Apart from `IntervalRootFinding.jl`

, is there a way to “help” the solvers by providing bounds on the unknown variables? eg is there a way to inform `NLsolve.jl`

or `NonlinearSolvers.jl`

that `x[i] >= 0`

so that the solver does not look in that region?

No, but you can rewrite `f`

to enforce it through change of variables formulae

Not recommended if you can avoid it through e.g. change of variables as mentioned, but you could add something like `x[i] = (y[i])^2`

or `x[i] = exp(y[i])`

for a free real variable `y[i]`

.

Yes, I know those options. But what about providing the solver a box in which I know the zero is located?

EDIT: Now that I think about it, I could modify a logistic curve to map the reals to an interval.

How effective is to add penalty terms to the residuals of the system? something like:

```
function f!(res, x)
res[1] = f(x) + 100*(x[1] > 0)
res[2] = g(x) + 100*(x[2] > 0)
end
```

Those penalties have zero derivative so they won’t naturally pull things back into the good set.

I don’t necessarily know if (aside from looking at interval methods) it makes sense to say that you’re “helping” the algorithm in any way. You can project, etc to enforce it, but the bounds don’t really help any method that I can think of if we’re talking about multivariate problems. If you’re thinking about something like bisection/Brent’s method for root finding or some other univariate method that starts with a bracket/interval and shrinks it, sure, but otherwise no. There’s no guarantee that imposing a box known to contain the solution (by projection for example) will make something like Newton’s method converge in fewer iterations. It might actually get stuck trying to go beyond the boundary to look for a root/zero of a function, and end up stopping without finding a root if you do so.

I see, but there is a case for it enforcing bounds to prevent the algorithm from going into regions in which the system is not defined. For example if the system has logarithms, we don’t want the algorithm to try negative numbers.

In chemical physics, the volume fraction, \phi, is strictly in the range [0,1]. And it is very common that we have equations containing terms like \log{\phi} or \log{(1-\phi)}. It is really helpful if we can tell the algorithm that we should really stay in the range [0,1], otherwise, the algorithm will simply fail due to the evaluation of \log if a bad initial value is provided. I have many root finding problems which really need algorithms free of being afraid of this issue.

I don’t know why parameterizing variables is not recommended, but you can parameterize `ϕ`

with a logistic transform that maps the reals to [0, 1]:

```
logistic(x) = inv(1 + exp(-x))
function system(x)
ϕ = logistic(x)
f(ϕ)
end
```

The only problems I can imagine is that the logistic map is not very sensitive for values far away from 0.

Sure, if you just want it to stay in that region you can check before you evaluate, and if it’s outside return NaN of some other non-finite value. For the bad initial values, you can control that as a user by moving it inside the interval if you were otherwise going to start outside.

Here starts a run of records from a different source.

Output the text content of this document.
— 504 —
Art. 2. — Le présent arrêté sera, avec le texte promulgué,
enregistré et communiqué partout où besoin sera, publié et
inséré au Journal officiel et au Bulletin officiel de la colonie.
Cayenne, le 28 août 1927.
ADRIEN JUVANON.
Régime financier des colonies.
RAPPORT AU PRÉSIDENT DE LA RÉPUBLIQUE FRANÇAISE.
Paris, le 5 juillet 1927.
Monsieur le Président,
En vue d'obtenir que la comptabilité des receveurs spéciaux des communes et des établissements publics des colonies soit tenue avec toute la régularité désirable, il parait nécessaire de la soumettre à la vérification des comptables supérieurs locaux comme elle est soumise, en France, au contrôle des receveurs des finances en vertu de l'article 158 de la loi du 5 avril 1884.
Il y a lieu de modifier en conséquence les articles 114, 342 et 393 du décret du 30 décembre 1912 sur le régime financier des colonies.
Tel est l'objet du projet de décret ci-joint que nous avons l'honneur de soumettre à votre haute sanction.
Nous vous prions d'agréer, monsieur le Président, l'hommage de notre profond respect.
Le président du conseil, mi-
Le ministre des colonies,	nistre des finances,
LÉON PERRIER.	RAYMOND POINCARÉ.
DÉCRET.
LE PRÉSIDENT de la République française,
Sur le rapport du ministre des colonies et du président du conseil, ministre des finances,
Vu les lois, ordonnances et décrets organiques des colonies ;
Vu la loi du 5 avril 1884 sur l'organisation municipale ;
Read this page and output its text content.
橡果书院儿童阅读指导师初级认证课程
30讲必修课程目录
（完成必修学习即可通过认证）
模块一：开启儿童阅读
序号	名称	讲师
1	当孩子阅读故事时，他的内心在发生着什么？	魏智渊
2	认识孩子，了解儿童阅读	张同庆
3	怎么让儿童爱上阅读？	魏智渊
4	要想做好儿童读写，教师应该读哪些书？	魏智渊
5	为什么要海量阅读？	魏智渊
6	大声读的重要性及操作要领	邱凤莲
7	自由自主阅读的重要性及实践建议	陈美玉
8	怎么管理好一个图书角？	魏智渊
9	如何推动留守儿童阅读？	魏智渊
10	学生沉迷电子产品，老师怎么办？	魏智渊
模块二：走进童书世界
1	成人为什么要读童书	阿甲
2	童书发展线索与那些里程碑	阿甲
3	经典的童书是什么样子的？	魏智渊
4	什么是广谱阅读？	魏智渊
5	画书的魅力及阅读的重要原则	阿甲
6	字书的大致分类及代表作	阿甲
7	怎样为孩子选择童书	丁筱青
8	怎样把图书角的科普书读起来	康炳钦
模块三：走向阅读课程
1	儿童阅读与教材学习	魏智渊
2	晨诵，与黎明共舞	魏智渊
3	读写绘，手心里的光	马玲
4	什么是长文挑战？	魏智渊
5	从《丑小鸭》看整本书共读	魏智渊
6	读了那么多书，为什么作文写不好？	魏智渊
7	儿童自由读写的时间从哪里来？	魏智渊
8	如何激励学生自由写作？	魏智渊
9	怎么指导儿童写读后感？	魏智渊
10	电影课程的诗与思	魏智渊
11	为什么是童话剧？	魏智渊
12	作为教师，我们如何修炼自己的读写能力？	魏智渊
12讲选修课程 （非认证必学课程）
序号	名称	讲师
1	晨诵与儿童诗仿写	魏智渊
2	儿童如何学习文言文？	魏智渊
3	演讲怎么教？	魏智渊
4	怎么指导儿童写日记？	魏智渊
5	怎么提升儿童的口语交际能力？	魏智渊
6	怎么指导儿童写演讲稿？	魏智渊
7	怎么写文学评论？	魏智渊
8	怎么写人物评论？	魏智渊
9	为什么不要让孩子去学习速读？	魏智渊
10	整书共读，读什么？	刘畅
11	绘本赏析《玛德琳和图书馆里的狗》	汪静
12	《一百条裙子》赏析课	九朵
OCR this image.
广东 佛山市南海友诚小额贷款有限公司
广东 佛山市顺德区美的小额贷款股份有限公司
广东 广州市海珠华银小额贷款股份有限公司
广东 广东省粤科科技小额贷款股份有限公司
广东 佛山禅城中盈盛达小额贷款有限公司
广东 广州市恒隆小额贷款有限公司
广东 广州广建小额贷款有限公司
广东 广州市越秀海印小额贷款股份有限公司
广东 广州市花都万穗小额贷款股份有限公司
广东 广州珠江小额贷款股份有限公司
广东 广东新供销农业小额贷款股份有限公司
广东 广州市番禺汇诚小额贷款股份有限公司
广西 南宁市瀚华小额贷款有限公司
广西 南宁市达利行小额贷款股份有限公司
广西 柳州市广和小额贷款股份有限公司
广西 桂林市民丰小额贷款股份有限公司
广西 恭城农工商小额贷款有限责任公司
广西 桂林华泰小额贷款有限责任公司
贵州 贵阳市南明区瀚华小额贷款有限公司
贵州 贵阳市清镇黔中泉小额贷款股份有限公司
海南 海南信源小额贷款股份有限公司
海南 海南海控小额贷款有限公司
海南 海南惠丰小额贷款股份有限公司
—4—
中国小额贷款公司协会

If \phi is not to close to 1, your solution should be fine. The risk is that you will push x to \infty and get near to singularity. The best way to tell is to do the experiment and see what happens for youur problem.

You could also reformulate the problem as a bound constrained nonlinear least squares problem. The danger there is you could wind up at a local minimum on the boundary.